Clara, que nunca saía de casa sem o seu suéter amarelo, resolveu que hoje não o levaria, mas se vestiria com seu sorriso mais leve e manso. Vestiu, pois, o seu sorriso encatador, maquiou-se de ternura, perfumou-se de doçuras e, então, saiu de seu mundo para passear em outro mundo. Era um mundo desconhecido por ela, um mundo onde sonhos tornavam-se realidade, as flores, assim como as de plástico, não morriam, as pessoas se gostavam de verdade e estavam sempre sorrindo, as ruas eram bordadas de fantasia e encanto, o medo não existia, os erros eram encarados como desafios e sempre se perdoava, com total sinceridade, qualquer falta do outro.
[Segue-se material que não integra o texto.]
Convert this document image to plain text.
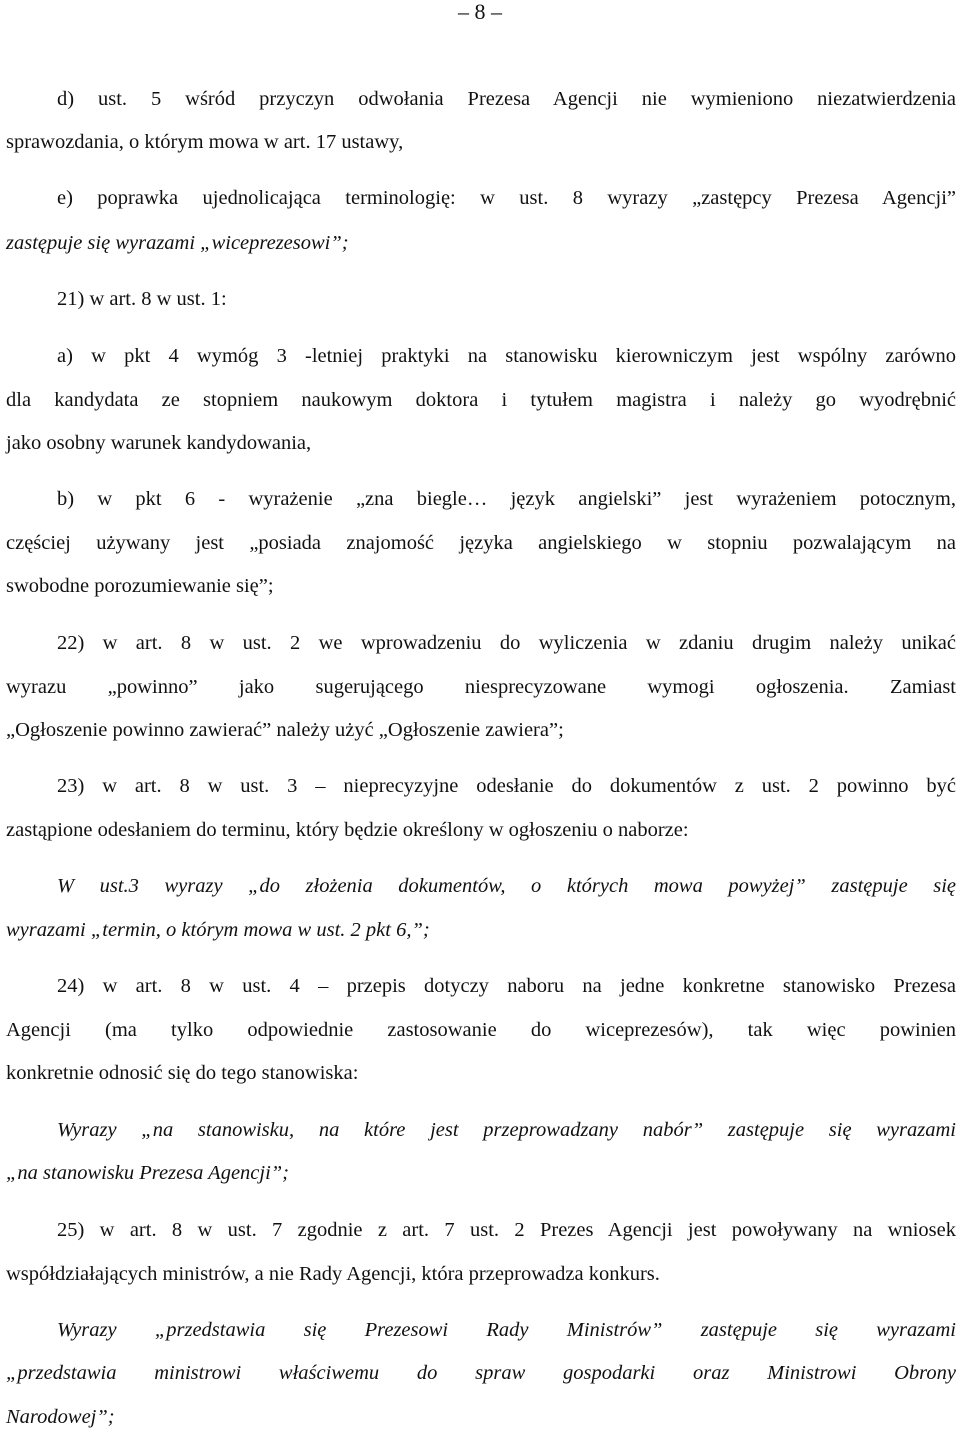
– 8 –
d) ust. 5 wśród przyczyn odwołania Prezesa Agencji nie wymieniono niezatwierdzenia
sprawozdania, o którym mowa w art. 17 ustawy,
e) poprawka ujednolicająca terminologię: w ust. 8 wyrazy „zastępcy Prezesa Agencji”
zastępuje się wyrazami „wiceprezesowi”;
21) w art. 8 w ust. 1:
a) w pkt 4 wymóg 3 -letniej praktyki na stanowisku kierowniczym jest wspólny zarówno
dla kandydata ze stopniem naukowym doktora i tytułem magistra i należy go wyodrębnić
jako osobny warunek kandydowania,
b) w pkt 6 - wyrażenie „zna biegle… język angielski” jest wyrażeniem potocznym,
częściej używany jest „posiada znajomość języka angielskiego w stopniu pozwalającym na
swobodne porozumiewanie się”;
22) w art. 8 w ust. 2 we wprowadzeniu do wyliczenia w zdaniu drugim należy unikać
wyrazu „powinno” jako sugerującego niesprecyzowane wymogi ogłoszenia. Zamiast
„Ogłoszenie powinno zawierać” należy użyć „Ogłoszenie zawiera”;
23) w art. 8 w ust. 3 – nieprecyzyjne odesłanie do dokumentów z ust. 2 powinno być
zastąpione odesłaniem do terminu, który będzie określony w ogłoszeniu o naborze:
W ust.3 wyrazy „do złożenia dokumentów, o których mowa powyżej” zastępuje się
wyrazami „termin, o którym mowa w ust. 2 pkt 6,”;
24) w art. 8 w ust. 4 – przepis dotyczy naboru na jedne konkretne stanowisko Prezesa
Agencji (ma tylko odpowiednie zastosowanie do wiceprezesów), tak więc powinien
konkretnie odnosić się do tego stanowiska:
Wyrazy „na stanowisku, na które jest przeprowadzany nabór” zastępuje się wyrazami
„na stanowisku Prezesa Agencji”;
25) w art. 8 w ust. 7 zgodnie z art. 7 ust. 2 Prezes Agencji jest powoływany na wniosek
współdziałających ministrów, a nie Rady Agencji, która przeprowadza konkurs.
Wyrazy „przedstawia się Prezesowi Rady Ministrów” zastępuje się wyrazami
„przedstawia ministrowi właściwemu do spraw gospodarki oraz Ministrowi Obrony
Narodowej”;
Clara ficou maravilhada com o novo mundo. Escorregou pela grama, dançou na chuva, sorriu verdadeiramente para as pessoas e sentiu-se mais viva. Não tinha mais vontade de voltar pra o seu mundo. Não queria deixar de sorrir, pois havia descoberto o bem que isso lhe fazia. Queria ficar e deliciar-se com as guloseimas do outro mundo.
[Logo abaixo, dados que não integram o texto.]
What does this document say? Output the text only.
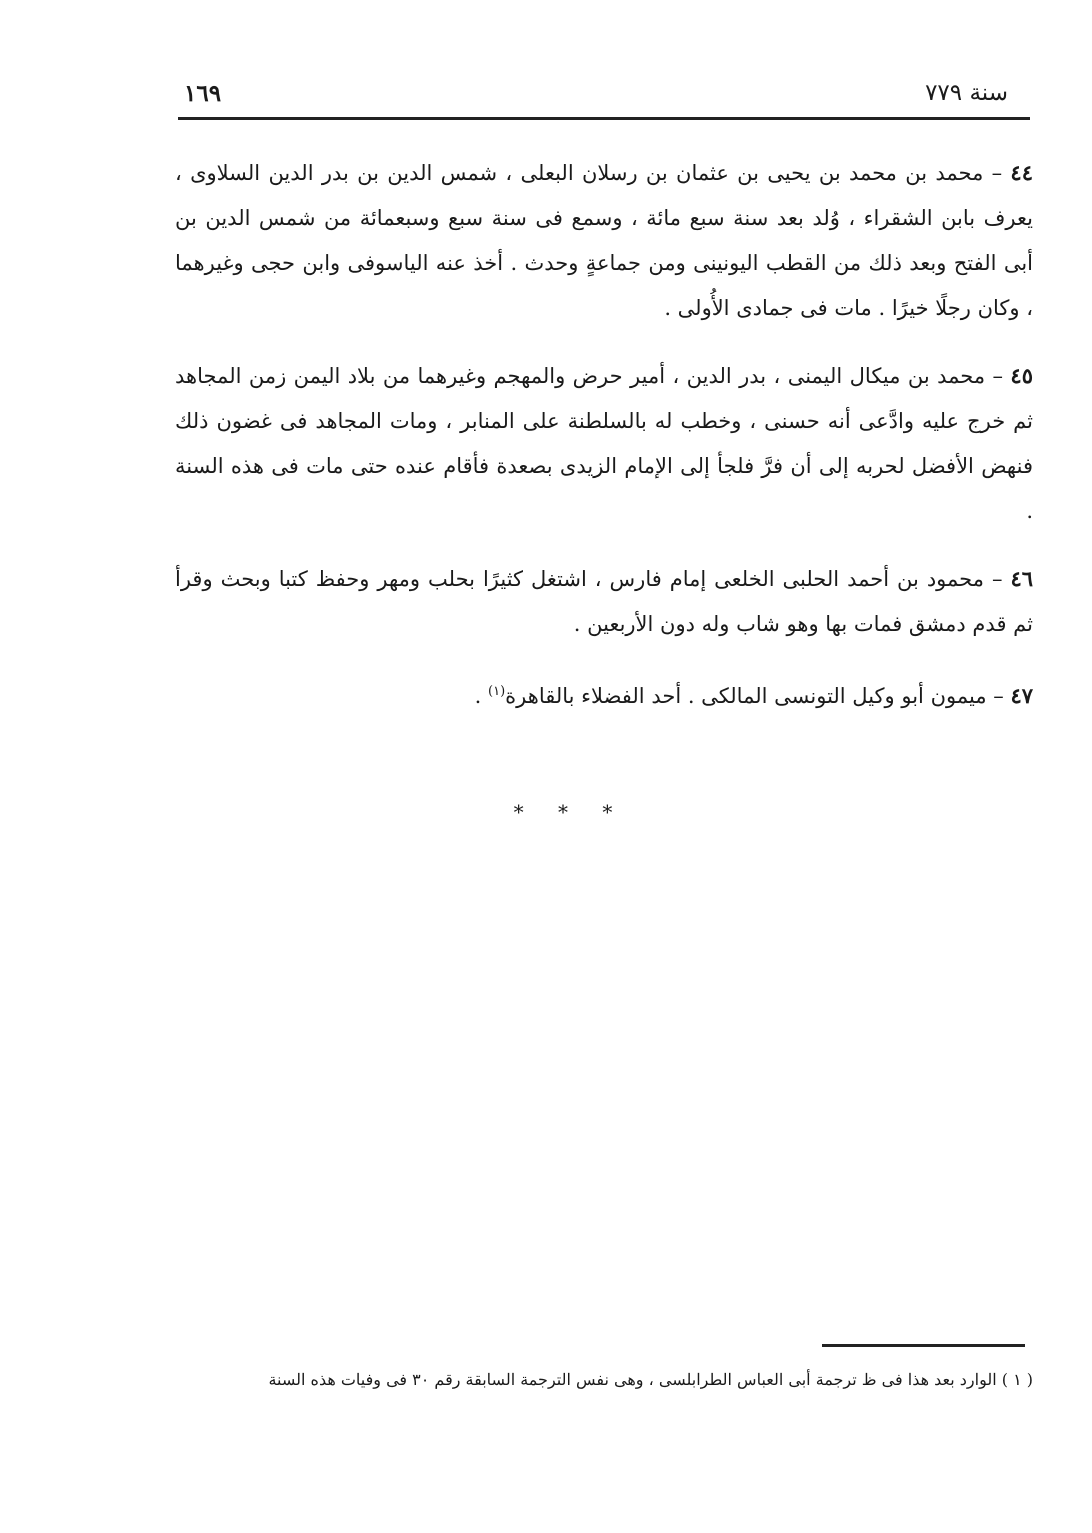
سنة ٧٧٩
١٦٩

٤٤ – محمد بن محمد بن يحيى بن عثمان بن رسلان البعلى ، شمس الدين بن بدر الدين السلاوى ، يعرف بابن الشقراء ، وُلد بعد سنة سبع مائة ، وسمع فى سنة سبع وسبعمائة من شمس الدين بن أبى الفتح وبعد ذلك من القطب اليونينى ومن جماعةٍ وحدث . أخذ عنه الياسوفى وابن حجى وغيرهما ، وكان رجلًا خيرًا . مات فى جمادى الأُولى .

٤٥ – محمد بن ميكال اليمنى ، بدر الدين ، أمير حرض والمهجم وغيرهما من بلاد اليمن زمن المجاهد ثم خرج عليه وادَّعى أنه حسنى ، وخطب له بالسلطنة على المنابر ، ومات المجاهد فى غضون ذلك فنهض الأفضل لحربه إلى أن فرَّ فلجأ إلى الإمام الزيدى بصعدة فأقام عنده حتى مات فى هذه السنة .

٤٦ – محمود بن أحمد الحلبى الخلعى إمام فارس ، اشتغل كثيرًا بحلب ومهر وحفظ كتبا وبحث وقرأ ثم قدم دمشق فمات بها وهو شاب وله دون الأربعين .

٤٧ – ميمون أبو وكيل التونسى المالكى . أحد الفضلاء بالقاهرة$^{(١)}$ .

* * *
( ١ ) الوارد بعد هذا فى ظ ترجمة أبى العباس الطرابلسى ، وهى نفس الترجمة السابقة رقم ٣٠ فى وفيات هذه السنة
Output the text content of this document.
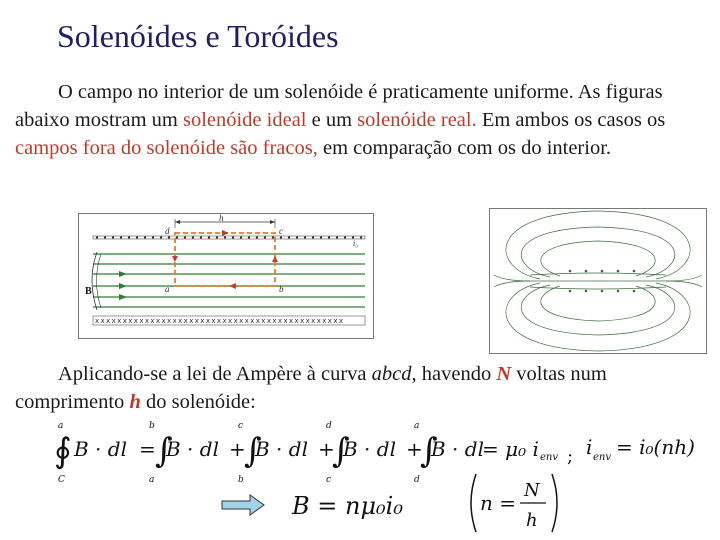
Solenóides e Toróides
O campo no interior de um solenóide é praticamente uniforme. As figuras abaixo mostram um solenóide ideal e um solenóide real. Em ambos os casos os campos fora do solenóide são fracos, em comparação com os do interior.
xxxxxxxxxxxxxxxxxxxxxxxxxxxxxxxxxxxxxxxxxxxxx
h
d	c
a	b
B
i₀
Aplicando-se a lei de Ampère à curva abcd, havendo N voltas num comprimento h do solenóide:
∮
a
C
B · dl = ∫
b
a
B · dl +
∫
c
b
B · dl +
∫
d
c
B · dl +
∫
a
d
B · dl
= μ₀ i env ; i env = i₀(nh)
B = nμ₀i₀	n =
N
h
Mas Clara sabia que não tinha como ficar ali para sempre. Havia deixado, no seu mundo, a sua outra vida, o seu suéter amarelo, sua família, a sua maltês - Lisbela. Mas tinha deixado, principalmente, as suas angústias, os seus traumas e as suas barreiras. Ao embarcar para o novo mundo, Clara levara somente o que tinha de bom: o sorriso, a ternura e a doçura. E agora tinha que voltar para a sua realidade.
Voltou. E constatou que as coisas continuavam como ela tinha deixado. Não exatamente, pois o seu suéter estava lavando, Lisbela estava passeando com os pais de Clara. Temia, agora, deparar-se com as outras coisas que tinha deixado: angústias, medos e barreiras. E deparou-se! Exatamente onde estavam. Clara tomou consciência, então, que esses fantasmas que a assombravam só tomavam forma quando ela permitia. Que se ela recusa-se a levá-los com ela, como fez quando visitou o outro mundo, eles não tinham força pra segui-la e perturbá-la. Mesmo que ainda estivesse tomada por um certo receio, Clara resolveu fazer uma experiência: iria sair de casa e passear. Mas faria como fez no outro mundo, levaria apenas o que ela tem de bom; deixaria as coisas nebulosas guardadinhas em uma caixinha.
Assim o fez. Armou-se de seu sorriso e propôs-se a aceitar todas as delícias da vida. A um primeiro impacto, ficou desanimada, pois os sonhos nem sempre eram reais, as flores morriam, as pessoas podiam ou não se gostar, as ruas eram tortas e feias, e todos se julgavam a todo instante. Mas Clara não quis voltar pra casa, como sempre fazia quando se deparava com as adversidades. Resolveu sorrir. Simplesmente sorrir. E atreveu-se a dizer a um estranho: "Quem há de negar que é bom dançar, que a vida é bela?". Dançou com a vida, com quem se arriscava a parar pra acompanhá-la e dançou sozinha. Encheu-se de vida e percebeu que as flores morriam, mas sempre existia uma outra mais bonita, e uma outra mais e a outra mais ainda. Entendeu que não era mais importante gostar de todo mundo, mas, sim, gostar verdadeiramente, independente da quantidade. E que o colorido do mundo dependia dela, de como ela encarava os dias cinzas e as ruas feias. Voltou pra casa encantanda. Entrou e cobriu sua mãe e Lisbela de carinho. Colocou o seu suéter amarelo, que sempre fora seu fiel companheiro e sentiu o cheiro de vida, de delicadeza, de doçura. Sentiu-se tão viva quanto da outra vez que tinha visitado o outro mundo. Conseguia enxergar um horizonte distante. Um amparo, uma luz.
Clara, a menina que agora tinha consciência de moça, mas ainda sonhos de menina, disse pra si mesma que era bom viver. Por mais nebuloso que fosse, às vezes, por mais que as partidas doessem e que os sonhos se desmoronassem com uma espantosa frequência, era bom viver. Tinha quase certeza.